In Vyatka I once met in the street a young doctor, a fellow-student at the university, who was on his way to some post in a factory. We talked of old days and common acquaintances.

‘My God!’ said the doctor, ‘do you know whom I saw on my way here in the Nizhni-Novgorod Province? I was sitting in the posting-station waiting for horses. It was very nasty weather. An étape officer, in charge of a party of convicts, came in to get warm. We got into conversation; hearing that I was a doctor, he asked me to go to the étape to look at one of the convicts and see whether he were shamming or really were seriously ill. I went, of course, with the intention of declaring in any case that the convict was ill. In the small étape there were eighty men in chains, shaven and unshaven, women and children; they all moved apart as the officer went up, and we saw, lying on straw in a corner on the dirty floor, a figure wrapped in a convict’s greatcoat.

‘“This is the invalid,” said the officer.

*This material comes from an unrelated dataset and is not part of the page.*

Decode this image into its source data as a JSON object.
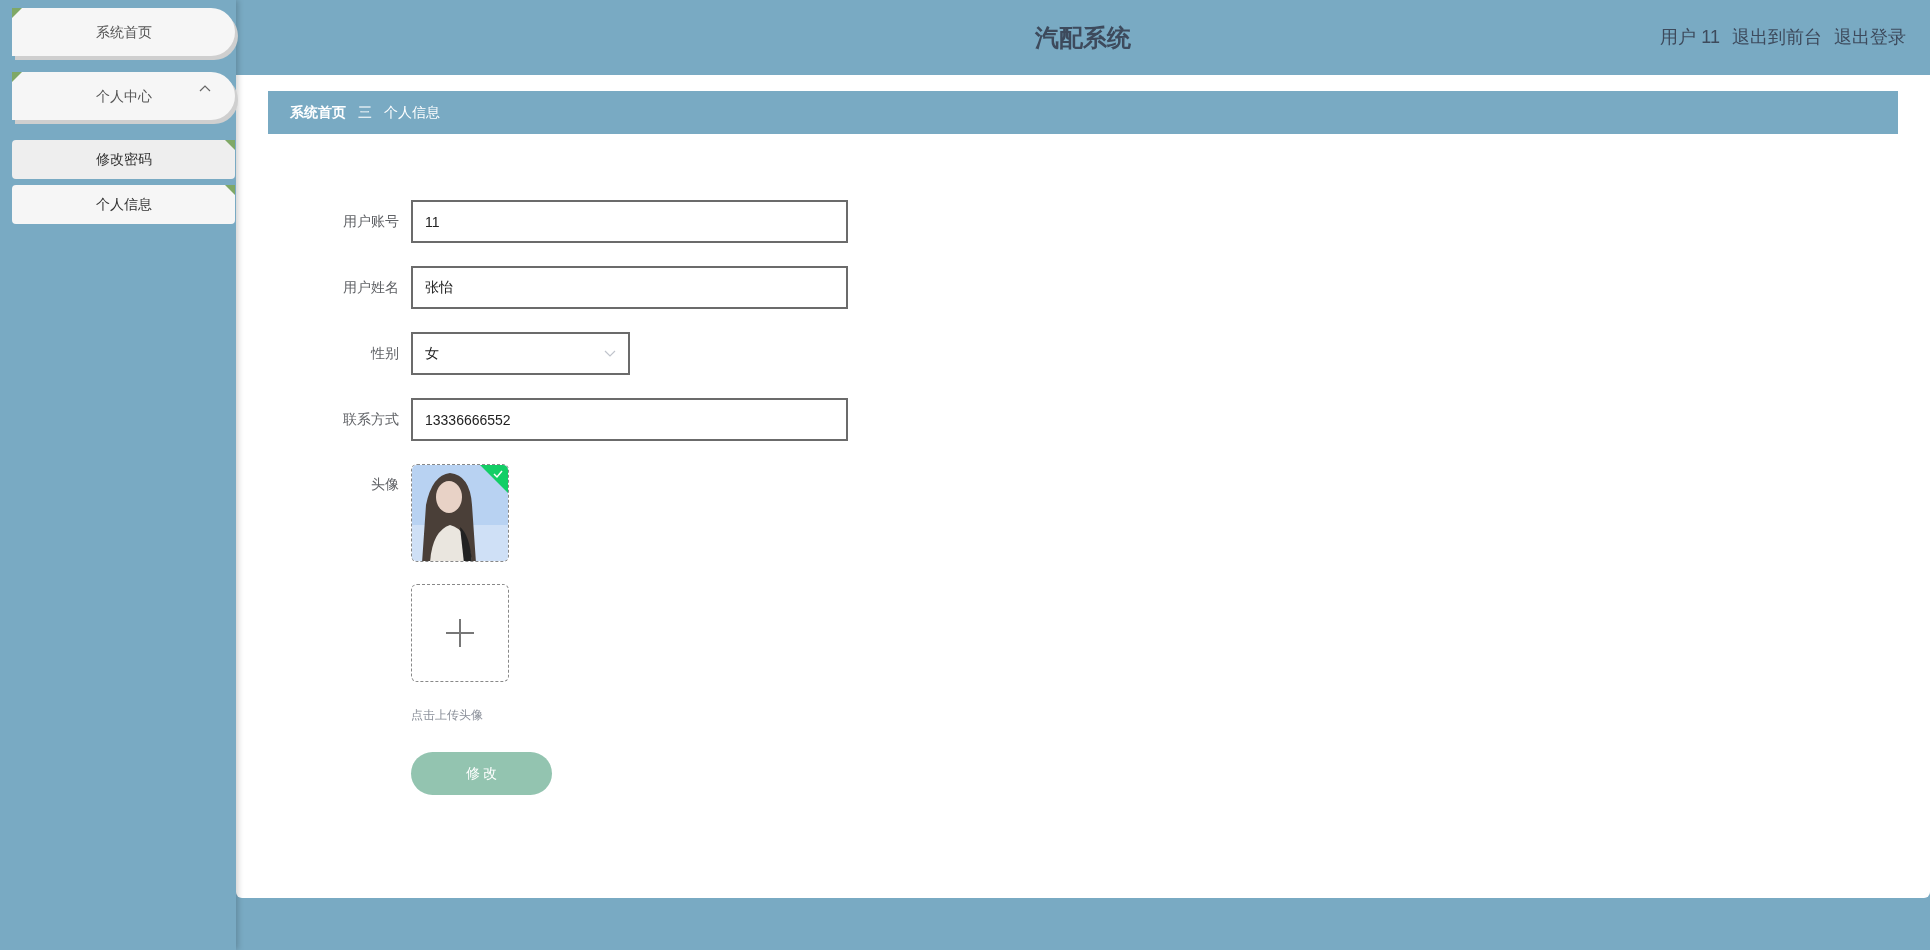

‘I had no need to lie, the poor wretch was in a high fever; emaciated and exhausted by prison and the journey, with half his head shaven and his beard uncut, he looked terrible as he stared about aimlessly, and continually asked for water.

‘“Well, brother, are you very bad?” I said to the sick man, and added to the officer: “it is impossible for him to go on.”

‘The sick man fixed his eyes upon me and muttered “Is that you?”—he mentioned my name. “You don’t know me?” he added in a voice which went to my heart like a knife.

‘“Forgive me,” I said, taking his dry and burning hand, “I can’t recall you.”

‘“I am Sungurov,” he answered.

‘Poor Sungurov!’ repeated the doctor, shaking his head.

‘Well, did they leave him?’ I asked.

‘No, but they got a cart for him.’

After I had written this I learned that Sungurov died at Nertchinsk. His property which consisted of two hundred and fifty souls in the Bronnitsky district near Moscow, and four hundred souls in the Arzamas district of the Nizhni-Novgorod Province, _went to pay for the keep of him and his comrades in prison while awaiting trial_.

His family was ruined; the first care of the authorities, however, was to diminish it. _Sungurov’s wife was seized with her two children, and spent six months_ in the Pretchistensky prison, and her baby died there. May the rule of Nicholas be damned for ever and ever! Amen!